就她的身影消失在門後的下一瞬間,原本一直在門旁守候的丫鬟一下子渾身僵硬,目光無神的呆滞在原地一動不動,像是死了一般。
晚風很大,打着漩渦的沖了進來,廂房的油燈被吹進的狂風一下子吹滅,就此整個城内唯一一盞亮光熄滅。
空寂無聲,甚至于整個城池内連打更的聲音都不能聽到一絲,像是一座死城一般,滿是詭異。
踏出門内,黑與白的石子在地上相繼的鋪成了一條小路,周圍的風景沒有花叢,甚至連景物都沒有什麽。

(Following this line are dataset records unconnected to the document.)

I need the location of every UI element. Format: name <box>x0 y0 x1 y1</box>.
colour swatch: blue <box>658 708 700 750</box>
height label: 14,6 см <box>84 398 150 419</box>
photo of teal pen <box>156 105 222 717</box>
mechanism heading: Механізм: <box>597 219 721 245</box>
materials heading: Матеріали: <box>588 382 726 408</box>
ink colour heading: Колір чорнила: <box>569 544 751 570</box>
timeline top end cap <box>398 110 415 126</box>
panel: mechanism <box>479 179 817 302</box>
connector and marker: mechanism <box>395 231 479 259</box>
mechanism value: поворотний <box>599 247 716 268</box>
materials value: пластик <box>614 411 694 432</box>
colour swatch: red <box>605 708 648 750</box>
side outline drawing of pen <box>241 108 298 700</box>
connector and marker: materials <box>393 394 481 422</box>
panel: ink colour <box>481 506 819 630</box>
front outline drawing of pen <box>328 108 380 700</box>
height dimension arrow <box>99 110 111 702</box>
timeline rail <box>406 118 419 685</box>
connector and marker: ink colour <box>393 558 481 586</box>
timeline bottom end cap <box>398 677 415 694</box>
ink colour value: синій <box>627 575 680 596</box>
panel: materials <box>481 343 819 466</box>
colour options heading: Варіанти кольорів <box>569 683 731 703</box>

有的隻是帶着淡粉色朦胧的迷霧,隐隐約約還能聽到像是許多人發出來那痛苦的呻吟聲。
油紙傘那石頭随着她的走動碰撞着,似乎能看出産生了一道白屏将她包裹在内,以至于有一些霧氣想要侵蝕進來都被阻擋在外。
在四周環境沒有變化的小路上行走,總是覺得時間變得特别的緩慢,不知道到底走了多久,才好不容易從那條道路裏走了出來。

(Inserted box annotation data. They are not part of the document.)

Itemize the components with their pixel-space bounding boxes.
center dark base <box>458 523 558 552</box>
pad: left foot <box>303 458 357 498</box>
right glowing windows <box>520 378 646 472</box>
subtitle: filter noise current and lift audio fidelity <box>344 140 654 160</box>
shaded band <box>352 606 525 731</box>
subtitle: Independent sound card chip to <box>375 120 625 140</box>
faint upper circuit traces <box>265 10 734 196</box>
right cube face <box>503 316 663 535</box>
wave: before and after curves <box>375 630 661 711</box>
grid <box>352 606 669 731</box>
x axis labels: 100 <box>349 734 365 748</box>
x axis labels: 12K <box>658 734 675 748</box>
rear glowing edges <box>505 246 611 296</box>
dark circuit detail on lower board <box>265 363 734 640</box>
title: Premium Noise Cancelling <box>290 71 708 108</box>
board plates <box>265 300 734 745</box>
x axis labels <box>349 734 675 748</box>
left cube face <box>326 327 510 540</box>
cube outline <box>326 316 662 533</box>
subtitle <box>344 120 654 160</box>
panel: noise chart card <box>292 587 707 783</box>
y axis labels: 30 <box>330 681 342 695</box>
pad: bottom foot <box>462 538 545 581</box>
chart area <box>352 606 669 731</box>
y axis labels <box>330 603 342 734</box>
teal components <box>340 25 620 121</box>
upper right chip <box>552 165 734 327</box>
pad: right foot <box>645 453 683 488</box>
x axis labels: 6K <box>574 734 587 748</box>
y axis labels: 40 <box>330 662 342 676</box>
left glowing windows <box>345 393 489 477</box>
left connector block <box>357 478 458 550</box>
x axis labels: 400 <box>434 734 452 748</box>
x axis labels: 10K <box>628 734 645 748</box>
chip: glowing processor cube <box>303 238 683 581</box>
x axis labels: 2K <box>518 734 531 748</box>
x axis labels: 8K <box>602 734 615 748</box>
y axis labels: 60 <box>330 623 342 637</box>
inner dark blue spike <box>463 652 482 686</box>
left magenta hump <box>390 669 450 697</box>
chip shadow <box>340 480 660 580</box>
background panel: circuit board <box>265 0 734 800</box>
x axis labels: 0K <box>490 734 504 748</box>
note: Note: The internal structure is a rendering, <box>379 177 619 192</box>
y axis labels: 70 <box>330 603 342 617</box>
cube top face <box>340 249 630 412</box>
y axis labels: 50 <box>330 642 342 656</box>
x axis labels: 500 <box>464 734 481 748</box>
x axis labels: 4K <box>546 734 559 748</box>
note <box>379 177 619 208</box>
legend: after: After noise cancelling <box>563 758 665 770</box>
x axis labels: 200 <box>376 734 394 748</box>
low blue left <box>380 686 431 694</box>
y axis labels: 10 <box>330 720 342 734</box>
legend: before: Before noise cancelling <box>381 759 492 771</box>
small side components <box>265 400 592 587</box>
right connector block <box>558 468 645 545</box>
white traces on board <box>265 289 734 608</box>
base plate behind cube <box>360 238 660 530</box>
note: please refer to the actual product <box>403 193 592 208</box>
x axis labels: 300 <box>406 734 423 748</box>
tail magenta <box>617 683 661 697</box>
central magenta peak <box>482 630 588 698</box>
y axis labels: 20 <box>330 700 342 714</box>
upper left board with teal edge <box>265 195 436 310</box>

哪怕是走了許多回的女孩也忍不住松了一口氣,别人不知道那粉霧裏有什麽,她還不知道嗎?
要不是因爲她經常需要在這條路上行走,那些個看着她年紀小,怕是這條還沒有這霧了。
裏面的慘狀她第一次來的時候可是看的清清楚楚,深刻的記憶到了腦子裏,無法忘懷。
走到了路的盡頭,一座陳舊的橋就出現在眼前,漆黑的河水從橋下流淌而過,而河的四周開着血紅的曼珠沙華,随着裏頭的微風搖擺着。
橋梁的中央有着一個人,擺着攤正在賣湯,随着勺子的攪動,能依稀看出灰暗的湯水在空中滑落而下,置于瓦罐之中,時不時還冒着一縷縷的輕煙。
别看湯的顔色十分不好看,生意倒是不錯,整齊的排着一列長隊,卻又都穿着一模一樣的衣裳。
披散着頭發,若是身形不同,怕是從背影看來,仿佛都是一個人一般。
紅與黑,白與灰,如此的深刻對比,卻是這裏每日的日常。
随着女孩的走進,那傻站在那排隊的那些人,恢複了些許神采。
想伸出手探向她時,卻在接觸到傘上挂的珠簾後,仿佛像是被什麽灼燒到一般,用力的呐喊着縮回了手。
有了這第一個人教訓,之後的人也不再敢輕舉妄動,又開始老老實實的排起隊來,隻是時不時向她這撇上一眼。
經過這一插曲,那小販自然注意到她了,似乎和她十分熟悉,就連手下呈湯的動作都幹脆停了下來。
小販長的極美,烏發如雲松松的盤在頭上,眼角一滴淚滴形狀的淚痣更顯的她溫柔似水。
哪怕在這個地方憑着這幅容貌,估計會有不少人想要追求,隻是她一開口說起話來,卻會讓人一下子望而卻步起來。